Wakefield and her husband bought a tourist lodge that they called the Tollhouse Inn. She cooked for the guests using her own recipes and some of her grandmother's old recipes that became very successful and grew the Inn's dining room from seven tables to 60. Her recipes were so popular that she released multiple cookbooks, the most popular being a cookbook titled Ruth Wakefield's Tried and True Recipes in 1931.

== Inventing the "Toll House" Chocolate Chip Cookie ==
Wakefield was looking to improve on the colonial-style desserts she had been serving to her customers. In 1938, Ruth, along with her cooking assistant Sue Brides, were experimenting with a thin butterscotch pecan cookie that had been incredibly popular with guests. Her intuition was to add melting squares of baking chocolate to the blond batter, but she realized her baking cabinet was out of the ingredient. The closest substitute at her disposal was semi-sweet chocolate bars from the Nestlé company. Continuing to improvise, Ruth used an icepick to break the chocolate into pea-sized bits, which today would be recognized as the cookie's staple, chocolate "chips." As opposed to melting and disseminating across the cookie, the bits maintained their chunky form as they baked. Inn visitors loved the revolutionary good and the novel dessert created an influx of visitors. It became so popular that it was featured in newspapers, and the Wakefields received countless letters from people requesting the recipe, and the Toll House Cookie became the most popular dessert of the time.

In exchange for Wakefield offering Nestlé permission to print the recipe and market their semi-sweet chocolate as a key ingredient, Wakefield received a $1 payment for recipe rights, a lifetime supply of baking chocolate, and a consulting deal with Nestlé. In tribute to the origin story, Nestlé branded the products "Toll House Cookies."

A myth holds that Wakefield accidentally developed the cookie, and that she expected the chocolate chunks would melt, making chocolate cookies.
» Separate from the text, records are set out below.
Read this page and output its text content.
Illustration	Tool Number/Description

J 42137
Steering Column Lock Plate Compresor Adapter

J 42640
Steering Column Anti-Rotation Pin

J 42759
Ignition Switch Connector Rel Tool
That is not the case; Wakefield stated that she deliberately invented the cookie. She said, "We had been serving a thin butterscotch nut cookie with ice cream. Everybody seemed to love it, but I was trying to give them something different. So I came up with Toll House cookie."

== Toll House Cookies and World War II ==

The Toll House Cookies rose to popularity in the 1940s, during World War II. Ruth's daughter (who worked as a cooking assistant) recalls days in the kitchen filled with packing care packages to send to the Massachusetts troops overseas. They soon began receiving letters from all over the country requesting that the packages including Toll House Cookies be sent to troops from other states.

==Death==
Ruth retired in 1966 and sold the Toll House, which later burned down in 1984. Ruth died on January 10, 1977, in Plymouth, Massachusetts, at the age of 73.